Think about it: the two fundamental components of such a demand are that the loan originator made a “misrepresentation,” and that the misrepresentation concerned the appraised value of the property being obtained with the mortgage loan.
What is a “misrepresentation”? It is generally a more polite way of saying that the originator lied — or at least that the originator was reckless and inaccurate in representing and warranting that the appraisal appeared to be appropriate.
And what is an “appraisal”? It is nothing more than an opinion (as Bank of America has recognized and stated publicly when suing a mortgage insurer).
So let’s put those two fundamental concepts together.

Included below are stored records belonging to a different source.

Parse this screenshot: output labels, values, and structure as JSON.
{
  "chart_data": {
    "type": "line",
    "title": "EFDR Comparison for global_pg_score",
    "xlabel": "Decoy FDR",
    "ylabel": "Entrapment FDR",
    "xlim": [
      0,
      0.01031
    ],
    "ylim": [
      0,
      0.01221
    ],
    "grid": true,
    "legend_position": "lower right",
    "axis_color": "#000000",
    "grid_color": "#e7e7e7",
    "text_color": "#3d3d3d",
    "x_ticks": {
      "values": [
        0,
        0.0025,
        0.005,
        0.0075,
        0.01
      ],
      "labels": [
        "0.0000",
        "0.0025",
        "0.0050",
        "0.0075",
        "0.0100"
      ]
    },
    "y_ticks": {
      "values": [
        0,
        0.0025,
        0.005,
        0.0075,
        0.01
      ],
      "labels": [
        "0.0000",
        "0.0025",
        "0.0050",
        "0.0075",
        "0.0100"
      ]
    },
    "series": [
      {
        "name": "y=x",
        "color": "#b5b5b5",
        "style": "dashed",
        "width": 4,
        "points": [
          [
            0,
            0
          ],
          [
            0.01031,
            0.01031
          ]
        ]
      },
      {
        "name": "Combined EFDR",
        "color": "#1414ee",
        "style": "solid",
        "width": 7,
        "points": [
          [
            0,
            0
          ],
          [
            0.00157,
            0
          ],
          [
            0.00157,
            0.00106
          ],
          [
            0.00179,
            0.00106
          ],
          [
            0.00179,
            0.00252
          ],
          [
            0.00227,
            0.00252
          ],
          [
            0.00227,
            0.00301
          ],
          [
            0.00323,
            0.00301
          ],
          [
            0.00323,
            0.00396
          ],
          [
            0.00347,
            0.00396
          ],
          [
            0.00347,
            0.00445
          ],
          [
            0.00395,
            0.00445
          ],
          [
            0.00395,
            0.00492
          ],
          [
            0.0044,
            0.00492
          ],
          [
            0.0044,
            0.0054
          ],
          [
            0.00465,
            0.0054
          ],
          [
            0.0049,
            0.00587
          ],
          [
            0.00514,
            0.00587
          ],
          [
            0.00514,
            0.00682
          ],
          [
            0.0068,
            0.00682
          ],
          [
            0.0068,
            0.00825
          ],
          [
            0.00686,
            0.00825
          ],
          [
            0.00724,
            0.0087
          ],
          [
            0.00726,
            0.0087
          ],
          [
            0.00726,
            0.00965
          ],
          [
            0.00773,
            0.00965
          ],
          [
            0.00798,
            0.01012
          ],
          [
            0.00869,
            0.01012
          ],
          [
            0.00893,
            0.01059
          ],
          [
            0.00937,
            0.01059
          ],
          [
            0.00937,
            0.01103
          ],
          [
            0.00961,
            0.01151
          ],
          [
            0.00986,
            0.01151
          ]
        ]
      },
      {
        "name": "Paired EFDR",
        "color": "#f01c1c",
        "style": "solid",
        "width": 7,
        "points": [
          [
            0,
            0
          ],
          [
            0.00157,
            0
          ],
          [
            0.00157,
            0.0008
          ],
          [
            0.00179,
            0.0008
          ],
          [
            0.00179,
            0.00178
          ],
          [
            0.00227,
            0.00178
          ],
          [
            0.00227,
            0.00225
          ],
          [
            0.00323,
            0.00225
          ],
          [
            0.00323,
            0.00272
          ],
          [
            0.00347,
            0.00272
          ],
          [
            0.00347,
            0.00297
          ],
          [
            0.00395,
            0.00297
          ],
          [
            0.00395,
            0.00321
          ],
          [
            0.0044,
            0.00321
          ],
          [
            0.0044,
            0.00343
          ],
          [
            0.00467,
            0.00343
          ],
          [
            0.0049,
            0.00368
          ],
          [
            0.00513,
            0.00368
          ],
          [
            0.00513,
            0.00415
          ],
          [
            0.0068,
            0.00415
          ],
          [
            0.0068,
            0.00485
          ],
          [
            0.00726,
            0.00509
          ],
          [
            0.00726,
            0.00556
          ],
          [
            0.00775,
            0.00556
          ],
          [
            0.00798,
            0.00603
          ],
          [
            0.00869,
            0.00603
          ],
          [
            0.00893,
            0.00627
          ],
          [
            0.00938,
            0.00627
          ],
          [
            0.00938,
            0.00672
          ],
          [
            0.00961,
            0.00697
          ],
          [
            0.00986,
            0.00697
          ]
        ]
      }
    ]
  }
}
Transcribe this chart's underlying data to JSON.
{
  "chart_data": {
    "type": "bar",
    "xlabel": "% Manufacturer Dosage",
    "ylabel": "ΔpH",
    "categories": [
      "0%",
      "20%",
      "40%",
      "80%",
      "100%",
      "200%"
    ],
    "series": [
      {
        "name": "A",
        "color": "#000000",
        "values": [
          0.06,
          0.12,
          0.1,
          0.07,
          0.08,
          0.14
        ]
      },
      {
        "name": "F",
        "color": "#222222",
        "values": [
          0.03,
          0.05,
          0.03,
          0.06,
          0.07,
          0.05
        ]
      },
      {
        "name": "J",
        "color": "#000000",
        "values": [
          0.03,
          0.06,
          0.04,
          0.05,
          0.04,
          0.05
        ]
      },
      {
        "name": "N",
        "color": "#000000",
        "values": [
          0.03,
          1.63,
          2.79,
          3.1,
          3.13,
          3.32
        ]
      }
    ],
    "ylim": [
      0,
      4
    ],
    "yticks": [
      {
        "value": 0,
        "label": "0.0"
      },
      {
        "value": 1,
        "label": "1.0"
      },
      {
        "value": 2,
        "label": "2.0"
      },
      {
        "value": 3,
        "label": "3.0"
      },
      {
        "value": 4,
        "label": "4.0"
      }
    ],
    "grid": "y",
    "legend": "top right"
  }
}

The essence of an appraisal-based loan repurchase claim, therefore, is that the originator “misrepresented” (i.e., lied about) an OPINION.
All of us can understand how a FACT might be misrepresented, but how exactly does someone misrepresent an OPINION?
If the loan purchaser wants to come back to one of our clients and demonstrate that the client somehow falsified an appraiser’s actual opinion (doctoring the paperwork to show an appraised value over and above what the appraiser actually concluded, for example), we are happy to have that discussion — but that’s never what the investor is actually claiming, in our experience.
Instead, the claim is that the appraiser’s opinion was somehow incorrect, and that the originator therefore allegedly “breached” the loan purchase agreement by submitting with the loan file an appraisal containing that supposedly inaccurate OPINION.
We hope that no originator will ever feel inspired to open up its wallet in response to a buy-back claim that is based simply on an investor’s opinion that an appraiser’s opinion, given years ago, was inaccurate. Solid facts, not mere conflicting opinions, must be the starting point for a potential repurchase.